Pouring Oil on the Fire

Saturday 28th June

While other events have overtaken the news, not least the rise of Isis in Iraq, the crisis in Crimea rolls on and on.  We haven’t heard that much lately, little snippets, the election of Petroshenko as the new President of Ukraine and a seven day ceasefire.   But the crisis hasn’t gone away, in fact it has got a whole lot worse.  The whole problem really started a few years ago, when the Orange Revolution swept a new European-looking Government into power.  The problem is that, as in a few countries, there is not a consensus of opinion.  Half or slightly more than half of the country want to leave the past of Russian control behind them, and the rest want to stay, if not actually a part of Russia, then very closely allied with it.  And with incredible stupidity each successive leader simply pours oil onto the fire.

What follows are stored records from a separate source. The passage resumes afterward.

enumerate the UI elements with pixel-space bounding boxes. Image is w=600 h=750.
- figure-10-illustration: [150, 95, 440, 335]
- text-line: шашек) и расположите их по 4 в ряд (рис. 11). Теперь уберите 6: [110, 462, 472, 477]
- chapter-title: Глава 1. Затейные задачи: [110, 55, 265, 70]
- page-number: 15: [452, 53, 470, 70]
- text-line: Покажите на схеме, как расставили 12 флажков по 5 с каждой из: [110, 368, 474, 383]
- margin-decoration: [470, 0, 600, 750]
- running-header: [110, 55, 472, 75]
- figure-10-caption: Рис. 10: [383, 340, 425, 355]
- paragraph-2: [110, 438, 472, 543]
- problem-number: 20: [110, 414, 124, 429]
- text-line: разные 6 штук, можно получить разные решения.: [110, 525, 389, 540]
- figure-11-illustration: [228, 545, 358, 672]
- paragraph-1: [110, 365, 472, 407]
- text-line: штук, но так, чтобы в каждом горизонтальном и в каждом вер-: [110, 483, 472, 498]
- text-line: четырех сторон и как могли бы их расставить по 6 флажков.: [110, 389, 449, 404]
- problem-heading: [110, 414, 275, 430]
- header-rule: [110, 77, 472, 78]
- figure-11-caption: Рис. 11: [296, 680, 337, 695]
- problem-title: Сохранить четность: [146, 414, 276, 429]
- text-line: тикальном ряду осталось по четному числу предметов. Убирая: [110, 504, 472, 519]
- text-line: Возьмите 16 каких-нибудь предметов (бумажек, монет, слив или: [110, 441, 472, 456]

The latest attempt at re-inflaming already tormented running sores is the decision of the newly elected Petroshenko to sign a deal with the EU, which should normally lead to their eventual joining.  This was the very issue which caused trouble in the first place, almost a year ago.  Since then, the then Russian leaning President was forced to flee to Russia.  Unconsitutionally he was deposed, and new elections planned.  Then the Crimea was taken by the Russians, or men purporting to be patriots.  In any case although there was universal deploring of Russia’s actions very little could be done about it.  A hastily organized referendum came out strongly in favour of joining Russia.   Then in the far eastern provinces there have been riots, armed men and another referendum again calling for union with Russia.  The latest election obviously did not ballot the Ukraine and many areas in the East also had no opportunity to vote.  When even democracy breaks down where do you go from there?  Russia is threatening extremely serious consequences of the latest EU agreement.

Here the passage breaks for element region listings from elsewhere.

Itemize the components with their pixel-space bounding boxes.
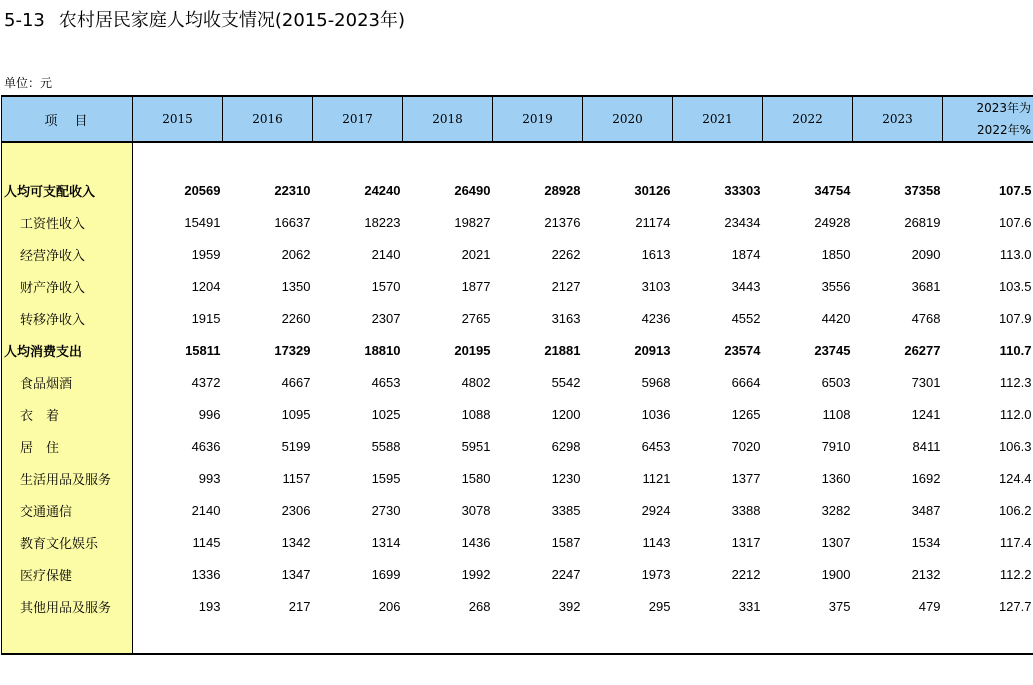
value-cell: 20195 — [454, 342, 491, 358]
value-cell: 3163 — [551, 310, 581, 326]
value-cell: 1121 — [642, 470, 671, 486]
row-label: 医疗保健 — [2, 558, 133, 590]
value-cell: 20569 — [184, 182, 221, 198]
value-cell: 1900 — [821, 566, 851, 582]
ratio-cell: 112.0 — [999, 406, 1032, 422]
row-label: 人均可支配收入 — [2, 174, 133, 206]
table-row — [2, 494, 1033, 526]
value-cell: 1377 — [731, 470, 761, 486]
value-cell: 2262 — [551, 246, 581, 262]
item-column-header: 项 目 — [2, 96, 133, 142]
value-cell: 4420 — [821, 310, 851, 326]
header-row — [2, 96, 1033, 142]
year-column-header: 2019 — [493, 96, 583, 142]
value-cell: 1360 — [821, 470, 851, 486]
value-cell: 1595 — [371, 470, 401, 486]
row-label: 其他用品及服务 — [2, 590, 133, 622]
value-cell: 1877 — [461, 278, 491, 294]
value-cell: 2090 — [911, 246, 941, 262]
value-cell: 1036 — [641, 406, 671, 422]
spacer-cell — [133, 142, 1033, 174]
value-cell: 1699 — [371, 566, 401, 582]
value-cell: 3443 — [731, 278, 761, 294]
value-cell: 23574 — [724, 342, 761, 358]
value-cell: 1874 — [731, 246, 761, 262]
table-row — [2, 238, 1033, 270]
table-row — [2, 334, 1033, 366]
value-cell: 1230 — [551, 470, 581, 486]
value-cell: 8411 — [912, 438, 941, 454]
value-cell: 1307 — [821, 534, 851, 550]
ratio-cell: 107.9 — [998, 310, 1032, 326]
value-cell: 21881 — [544, 342, 581, 358]
table-row — [2, 302, 1033, 334]
value-cell: 2132 — [911, 566, 941, 582]
table-body — [2, 142, 1033, 654]
value-cell: 30126 — [634, 182, 671, 198]
value-cell: 24240 — [364, 182, 401, 198]
spacer-row-bottom — [2, 622, 1033, 654]
value-cell: 6503 — [821, 374, 851, 390]
value-cell: 4768 — [911, 310, 941, 326]
value-cell: 1347 — [281, 566, 311, 582]
ratio-cell: 103.5 — [998, 278, 1032, 294]
value-cell: 1570 — [371, 278, 401, 294]
value-cell: 21376 — [544, 214, 581, 230]
value-cell: 15491 — [184, 214, 221, 230]
row-label: 财产净收入 — [2, 270, 133, 302]
row-label: 工资性收入 — [2, 206, 133, 238]
value-cell: 5542 — [551, 374, 581, 390]
value-cell: 331 — [738, 598, 761, 614]
value-cell: 3681 — [911, 278, 941, 294]
value-cell: 1204 — [191, 278, 221, 294]
value-cell: 2260 — [281, 310, 311, 326]
value-cell: 193 — [198, 598, 221, 614]
value-cell: 22310 — [274, 182, 311, 198]
table-row — [2, 174, 1033, 206]
ratio-cell: 112.2 — [999, 566, 1032, 582]
value-cell: 26277 — [904, 342, 941, 358]
page-title — [4, 6, 405, 32]
value-cell: 23434 — [724, 214, 761, 230]
label-cell-empty — [2, 142, 133, 174]
value-cell: 1973 — [641, 566, 671, 582]
year-column-header: 2021 — [673, 96, 763, 142]
value-cell: 2730 — [371, 502, 401, 518]
ratio-cell: 106.3 — [998, 438, 1032, 454]
value-cell: 1265 — [731, 406, 761, 422]
value-cell: 1850 — [821, 246, 851, 262]
value-cell: 1157 — [282, 470, 311, 486]
value-cell: 7020 — [731, 438, 761, 454]
year-column-header: 2020 — [583, 96, 673, 142]
value-cell: 1350 — [281, 278, 311, 294]
value-cell: 2247 — [551, 566, 581, 582]
ratio-cell: 110.7 — [999, 342, 1032, 358]
value-cell: 4636 — [191, 438, 221, 454]
value-cell: 17329 — [274, 342, 311, 358]
value-cell: 16637 — [274, 214, 311, 230]
ratio-column-header — [943, 96, 1033, 142]
value-cell: 1241 — [911, 406, 941, 422]
value-cell: 1692 — [911, 470, 941, 486]
value-cell: 4236 — [641, 310, 671, 326]
table-row — [2, 398, 1033, 430]
table-row — [2, 558, 1033, 590]
value-cell: 1317 — [731, 534, 761, 550]
year-column-header: 2022 — [763, 96, 853, 142]
value-cell: 2765 — [461, 310, 491, 326]
value-cell: 6453 — [641, 438, 671, 454]
year-column-header: 2016 — [223, 96, 313, 142]
value-cell: 20913 — [634, 342, 671, 358]
value-cell: 3388 — [731, 502, 761, 518]
ratio-cell: 117.4 — [999, 534, 1032, 550]
value-cell: 2021 — [461, 246, 491, 262]
value-cell: 1143 — [642, 534, 671, 550]
row-label: 交通通信 — [2, 494, 133, 526]
table-number: 5-13 — [4, 10, 45, 31]
value-cell: 1314 — [371, 534, 401, 550]
row-label: 教育文化娱乐 — [2, 526, 133, 558]
ratio-header-line1: 2023年为 — [976, 101, 1031, 115]
table-row — [2, 590, 1033, 622]
year-column-header: 2017 — [313, 96, 403, 142]
value-cell: 996 — [198, 406, 221, 422]
table-row — [2, 526, 1033, 558]
unit-label: 单位：元 — [4, 76, 53, 90]
value-cell: 2062 — [281, 246, 311, 262]
value-cell: 19827 — [454, 214, 491, 230]
row-label: 经营净收入 — [2, 238, 133, 270]
value-cell: 1580 — [461, 470, 491, 486]
value-cell: 3078 — [461, 502, 491, 518]
value-cell: 24928 — [814, 214, 851, 230]
value-cell: 217 — [288, 598, 311, 614]
value-cell: 1145 — [192, 534, 221, 550]
value-cell: 3487 — [911, 502, 941, 518]
value-cell: 3282 — [821, 502, 851, 518]
value-cell: 18810 — [364, 342, 401, 358]
value-cell: 206 — [378, 598, 401, 614]
row-label: 衣 着 — [2, 398, 133, 430]
row-label: 生活用品及服务 — [2, 462, 133, 494]
value-cell: 6664 — [731, 374, 761, 390]
ratio-cell: 107.5 — [998, 182, 1032, 198]
value-cell: 18223 — [364, 214, 401, 230]
value-cell: 2924 — [641, 502, 671, 518]
spacer-cell — [133, 622, 1033, 654]
value-cell: 1342 — [281, 534, 311, 550]
ratio-cell: 112.3 — [999, 374, 1032, 390]
value-cell: 7910 — [821, 438, 851, 454]
value-cell: 37358 — [904, 182, 941, 198]
ratio-header-line2: 2022年% — [977, 123, 1031, 137]
value-cell: 1200 — [551, 406, 581, 422]
value-cell: 3556 — [821, 278, 851, 294]
table-row — [2, 366, 1033, 398]
value-cell: 1587 — [551, 534, 581, 550]
value-cell: 34754 — [814, 182, 851, 198]
table-title-text: 农村居民家庭人均收支情况(2015-2023年) — [58, 10, 406, 31]
row-label: 转移净收入 — [2, 302, 133, 334]
value-cell: 3385 — [551, 502, 581, 518]
value-cell: 1088 — [461, 406, 491, 422]
value-cell: 5199 — [281, 438, 311, 454]
spacer-row-top — [2, 142, 1033, 174]
value-cell: 33303 — [724, 182, 761, 198]
value-cell: 1336 — [191, 566, 221, 582]
ratio-cell: 107.6 — [998, 214, 1032, 230]
value-cell: 21174 — [635, 214, 671, 230]
value-cell: 993 — [198, 470, 221, 486]
value-cell: 392 — [558, 598, 581, 614]
value-cell: 1992 — [461, 566, 491, 582]
value-cell: 1534 — [911, 534, 941, 550]
value-cell: 1108 — [822, 406, 851, 422]
value-cell: 1095 — [281, 406, 311, 422]
row-label: 居 住 — [2, 430, 133, 462]
value-cell: 28928 — [544, 182, 581, 198]
value-cell: 2212 — [731, 566, 761, 582]
value-cell: 3103 — [641, 278, 671, 294]
table-row — [2, 462, 1033, 494]
value-cell: 2140 — [371, 246, 401, 262]
value-cell: 479 — [918, 598, 941, 614]
income-expenditure-table — [1, 95, 1033, 655]
value-cell: 4552 — [731, 310, 761, 326]
value-cell: 5968 — [641, 374, 671, 390]
value-cell: 23745 — [814, 342, 851, 358]
row-label: 人均消费支出 — [2, 334, 133, 366]
value-cell: 1915 — [191, 310, 221, 326]
value-cell: 5951 — [461, 438, 491, 454]
value-cell: 7301 — [911, 374, 941, 390]
year-column-header: 2018 — [403, 96, 493, 142]
value-cell: 1436 — [461, 534, 491, 550]
year-column-header: 2015 — [133, 96, 223, 142]
value-cell: 5588 — [371, 438, 401, 454]
value-cell: 375 — [828, 598, 851, 614]
value-cell: 2140 — [191, 502, 221, 518]
value-cell: 1025 — [371, 406, 401, 422]
year-column-header: 2023 — [853, 96, 943, 142]
value-cell: 2307 — [371, 310, 401, 326]
value-cell: 1613 — [641, 246, 671, 262]
value-cell: 26490 — [454, 182, 491, 198]
ratio-cell: 127.7 — [998, 598, 1032, 614]
value-cell: 4372 — [191, 374, 221, 390]
ratio-cell: 124.4 — [998, 470, 1032, 486]
value-cell: 6298 — [551, 438, 581, 454]
table-row — [2, 270, 1033, 302]
value-cell: 4653 — [371, 374, 401, 390]
table-row — [2, 206, 1033, 238]
value-cell: 15811 — [185, 342, 221, 358]
value-cell: 2306 — [281, 502, 311, 518]
value-cell: 4802 — [461, 374, 491, 390]
value-cell: 1959 — [191, 246, 221, 262]
value-cell: 2127 — [551, 278, 581, 294]
ratio-cell: 106.2 — [998, 502, 1032, 518]
value-cell: 4667 — [281, 374, 311, 390]
value-cell: 295 — [648, 598, 671, 614]
table-row — [2, 430, 1033, 462]
value-cell: 268 — [468, 598, 491, 614]
label-cell-empty — [2, 622, 133, 654]
row-label: 食品烟酒 — [2, 366, 133, 398]
ratio-cell: 113.0 — [999, 246, 1032, 262]
value-cell: 26819 — [904, 214, 941, 230]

At the end of the day, and after probably a lot more bloodshed, some sort of political resolution will have to be agreed.  At the end of the day you cannot force people to live under a country they don’t consider their own.  Self-determination must be the end-game solution.  Not easy, but I think the only realistic solution.  It is just that at the moment nobody is being reasonable, both sides keep pouring oil onto the fire.